There is a notable theme of communication and language in the space. A four-year-old’s drawing is hung on the wall. He used it to explain his father’s clinical depression. He thought “that a sad bee sneaked into his body and is stinging him from the inside out.” He found his own language to communicate the invisibility of mental illness.
‘In my Language,’ is video by artist Amanda Baggs. She moved through the space—smelling, tasting, touching—with a voice generator speaking overtop. She requests that the viewer consider that a person’s inability to speak is not an inability to communicate; it is perhaps an inability of able-bodied people to listen. Baggs is diagnosed with a range of disabilities and considers her native language to be other than that of the standard English language she was taught growing up. She says: “people like me are only taken seriously if we learn your language.” She highlights the limiting nature of a standard language, which often describes those who do not use it as “non-communicative.”
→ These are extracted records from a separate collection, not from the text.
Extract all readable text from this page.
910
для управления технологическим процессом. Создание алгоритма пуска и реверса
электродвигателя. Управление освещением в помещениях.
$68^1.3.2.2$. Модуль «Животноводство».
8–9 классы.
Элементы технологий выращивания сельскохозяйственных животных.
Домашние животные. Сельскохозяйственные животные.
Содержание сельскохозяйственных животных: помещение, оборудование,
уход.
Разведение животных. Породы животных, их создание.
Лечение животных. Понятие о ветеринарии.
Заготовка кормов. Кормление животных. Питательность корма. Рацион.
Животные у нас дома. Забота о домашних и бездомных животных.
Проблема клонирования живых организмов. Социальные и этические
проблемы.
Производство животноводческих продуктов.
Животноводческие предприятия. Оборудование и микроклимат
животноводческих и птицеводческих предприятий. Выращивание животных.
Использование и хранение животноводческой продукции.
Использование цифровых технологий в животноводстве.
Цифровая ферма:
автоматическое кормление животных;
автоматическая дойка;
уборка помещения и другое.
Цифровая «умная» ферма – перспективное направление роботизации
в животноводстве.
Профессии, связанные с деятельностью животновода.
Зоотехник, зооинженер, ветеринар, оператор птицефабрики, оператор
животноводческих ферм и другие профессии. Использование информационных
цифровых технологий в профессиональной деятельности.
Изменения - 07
Mauricio Gatti, a young Uruguayan activist who was imprisoned in 1971, made a series of drawings to communicate with his three-year-old daughter about prison. They depicted animals being trapped by a hunter and taken to a zoo. The letters were turned into a book and used as a political tool, which is also featured in the exhibition. They are still relevant, especially since today Gatti’s children’s generation faces a similar peril.
Among the rest of the works are pieces about Salvador Allende—the former President of Chile—and a book by German artistic research group Feministische Gesundheitsrecherchegruppe (Feminist Health Care Research Group). The pieces successfully convey the vision of the curators for the 11th Biennale and bring stories from the South, while engaging with stories from Berlin’s inhabitants. It is an empathetic, engaged and socially-conscious exhibition.